Andrzej Zieja w ubiegłym sezonie był prawdziwą podporą rawickiej lokomotywy. Niestety, nie było mu dane odjechać całego sezonu, gdyż 26 lipca na torze w Rawiczu podczas półfinału MPPK zanotował groźnie wyglądający upadek. Był on na tyle poważny, iż konieczne było natychmiastowe przetransportowanie drogą lotniczą do wrocławskiego szpitala.

"Adek" wyzdrowiał szybciej niż spodziewali się tego lekarze i pod koniec 2007 roku rozpoczął przygotowania do rozgrywek ligowych Anno Domini 2008. W przedsezonowych sparingach prezentował się bardzo dobrze, formą błysnął w testmeczu z Włókniarzem Częstochowa, w którym to w trzech startach zdobył 9 punktów. Kibice spodziewali się, że Andrzej wraz z Ronniem Jamrożym oraz Piotrem Dymem będą stanowili trzon drużyny, na wypadek słabszej dyspozycji Grzegorza Knappa czy Marcina Nowaczyka. Jak pokazał czas, z całej piątki na miarę oczekiwań jeździ tylko Jamroży.

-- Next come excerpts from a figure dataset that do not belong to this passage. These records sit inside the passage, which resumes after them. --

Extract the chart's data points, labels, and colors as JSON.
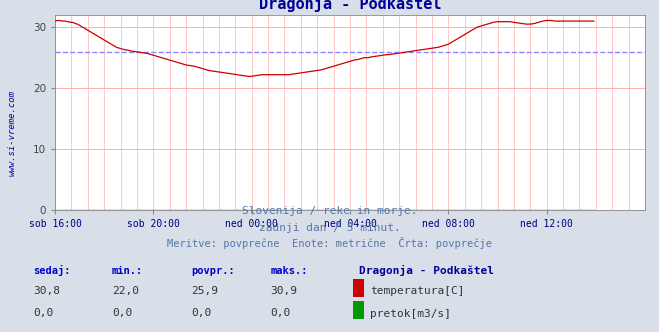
{
  "title": "Dragonja - Podkaštel",
  "bg_color": "#d8dfe8",
  "plot_bg_color": "#ffffff",
  "grid_color": "#ffb0b0",
  "x_labels": [
    "sob 16:00",
    "sob 20:00",
    "ned 00:00",
    "ned 04:00",
    "ned 08:00",
    "ned 12:00"
  ],
  "x_ticks_pos": [
    0,
    48,
    96,
    144,
    192,
    240
  ],
  "x_max": 288,
  "ylim": [
    0,
    32
  ],
  "yticks": [
    0,
    10,
    20,
    30
  ],
  "avg_line_y": 25.9,
  "avg_line_color": "#8888ff",
  "temp_color": "#cc0000",
  "flow_color": "#009900",
  "watermark": "www.si-vreme.com",
  "subtitle1": "Slovenija / reke in morje.",
  "subtitle2": "zadnji dan / 5 minut.",
  "subtitle3": "Meritve: povprečne  Enote: metrične  Črta: povprečje",
  "stats_headers": [
    "sedaj:",
    "min.:",
    "povpr.:",
    "maks.:"
  ],
  "stats_temp": [
    "30,8",
    "22,0",
    "25,9",
    "30,9"
  ],
  "stats_flow": [
    "0,0",
    "0,0",
    "0,0",
    "0,0"
  ],
  "legend_title": "Dragonja - Podkaštel",
  "legend_temp": "temperatura[C]",
  "legend_flow": "pretok[m3/s]",
  "arrow_color": "#cc0000",
  "temp_curve": [
    31.0,
    31.1,
    31.1,
    31.05,
    31.0,
    31.0,
    30.9,
    30.85,
    30.8,
    30.75,
    30.6,
    30.5,
    30.3,
    30.1,
    29.9,
    29.7,
    29.5,
    29.3,
    29.1,
    28.9,
    28.7,
    28.5,
    28.3,
    28.1,
    27.9,
    27.7,
    27.5,
    27.3,
    27.1,
    26.9,
    26.7,
    26.6,
    26.5,
    26.4,
    26.3,
    26.25,
    26.2,
    26.1,
    26.05,
    26.0,
    25.95,
    25.9,
    25.85,
    25.8,
    25.75,
    25.7,
    25.6,
    25.5,
    25.4,
    25.3,
    25.2,
    25.1,
    25.0,
    24.9,
    24.8,
    24.7,
    24.6,
    24.5,
    24.4,
    24.3,
    24.2,
    24.1,
    24.0,
    23.9,
    23.8,
    23.75,
    23.7,
    23.65,
    23.6,
    23.5,
    23.4,
    23.3,
    23.2,
    23.1,
    23.0,
    22.9,
    22.85,
    22.8,
    22.75,
    22.7,
    22.65,
    22.6,
    22.55,
    22.5,
    22.45,
    22.4,
    22.35,
    22.3,
    22.25,
    22.2,
    22.15,
    22.1,
    22.05,
    22.0,
    21.95,
    21.9,
    21.95,
    22.0,
    22.05,
    22.1,
    22.15,
    22.2,
    22.2,
    22.2,
    22.2,
    22.2,
    22.2,
    22.2,
    22.2,
    22.2,
    22.2,
    22.2,
    22.2,
    22.2,
    22.2,
    22.25,
    22.3,
    22.35,
    22.4,
    22.45,
    22.5,
    22.55,
    22.6,
    22.65,
    22.7,
    22.75,
    22.8,
    22.85,
    22.9,
    22.95,
    23.0,
    23.1,
    23.2,
    23.3,
    23.4,
    23.5,
    23.6,
    23.7,
    23.8,
    23.9,
    24.0,
    24.1,
    24.2,
    24.3,
    24.4,
    24.5,
    24.6,
    24.65,
    24.7,
    24.8,
    24.9,
    25.0,
    25.0,
    25.0,
    25.1,
    25.15,
    25.2,
    25.25,
    25.3,
    25.35,
    25.4,
    25.45,
    25.5,
    25.5,
    25.55,
    25.6,
    25.65,
    25.7,
    25.75,
    25.8,
    25.85,
    25.9,
    25.95,
    26.0,
    26.05,
    26.1,
    26.15,
    26.2,
    26.25,
    26.3,
    26.35,
    26.4,
    26.45,
    26.5,
    26.55,
    26.6,
    26.65,
    26.7,
    26.8,
    26.9,
    27.0,
    27.1,
    27.2,
    27.4,
    27.6,
    27.8,
    28.0,
    28.2,
    28.4,
    28.6,
    28.8,
    29.0,
    29.2,
    29.4,
    29.6,
    29.8,
    30.0,
    30.1,
    30.2,
    30.3,
    30.4,
    30.5,
    30.6,
    30.7,
    30.8,
    30.85,
    30.9,
    30.9,
    30.9,
    30.9,
    30.9,
    30.9,
    30.9,
    30.85,
    30.8,
    30.75,
    30.7,
    30.65,
    30.6,
    30.55,
    30.5,
    30.5,
    30.5,
    30.55,
    30.6,
    30.7,
    30.8,
    30.9,
    31.0,
    31.05,
    31.1,
    31.1,
    31.1,
    31.05,
    31.0,
    31.0,
    31.0,
    31.0,
    31.0,
    31.0,
    31.0,
    31.0,
    31.0,
    31.0,
    31.0,
    31.0,
    31.0,
    31.0,
    31.0,
    31.0,
    31.0,
    31.0,
    31.0,
    31.0
  ]
}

Warto wspomnieć, że przed sezonem rywalizacja o miejsce w składzie Niedźwiadków była ogromna. O pięć miejsc seniorskich walczyło dziewięciu zawodników. Jednym z tych, którzy nie załapali się do składu na pierwszy mecz wyjazdowy w Ostrowie, był właśnie Zieja. Wrocławianin nie krył swego niezadowolenia, czemu nie można się dziwić. Cierpliwie czekał na swą szansę, którą otrzymał w meczu 2. kolejki, 13 kwietnia br., kiedy to Kolejarz podejmował na własnym torze GTŻ Grudziądz. Wówczas to Zieja nie zdobył nawet punktu, a w kluczowym biegu dnia (V gonitwa, kiedy to jechał wraz z Jamrożym na 5:1) przytrafił mu się defekt motocykla. Kolejną szansę otrzymał 11 maja na torze w Gdańsku. Tam po pierwszym nieudanym biegu podszedł do trenera Henryka Jaska i poprosił o to, by być zastępowanym do końca zawodów. Od tamtego czasu ulubieniec rawickiej publiczności nie przyjeżdżał na treningi i nie przywdziewał plastronu z niedźwiadkiem.

Wielu kibiców Kolejarza nurtuje pytanie: Co dzieje się z Andrzejem? Na trybunach aż roi się od plotek mówiących o tym, że 27-latek zakończył karierę. Tak się jednak nie stało. Co warte podkreślenia, Andrzej chce wrócić do speedwaya. -Nie wiem czy uda mi się to w tym roku, jeśli nie, to na pewno w następnym. Muszę pozbyć się metalu z kości. Wtedy będę chciał mocno "uderzyć" i albo mi to wyjdzie, albo upadnę całkiem- wyjaśnia nie owijając w bawełnę "Adek".

Nam nie pozostaje nic innego, jak życzyć wychowankowi WTS-u Wrocław powodzenia w całkowitym wyleczeniu i szybkiego powrotu na tor!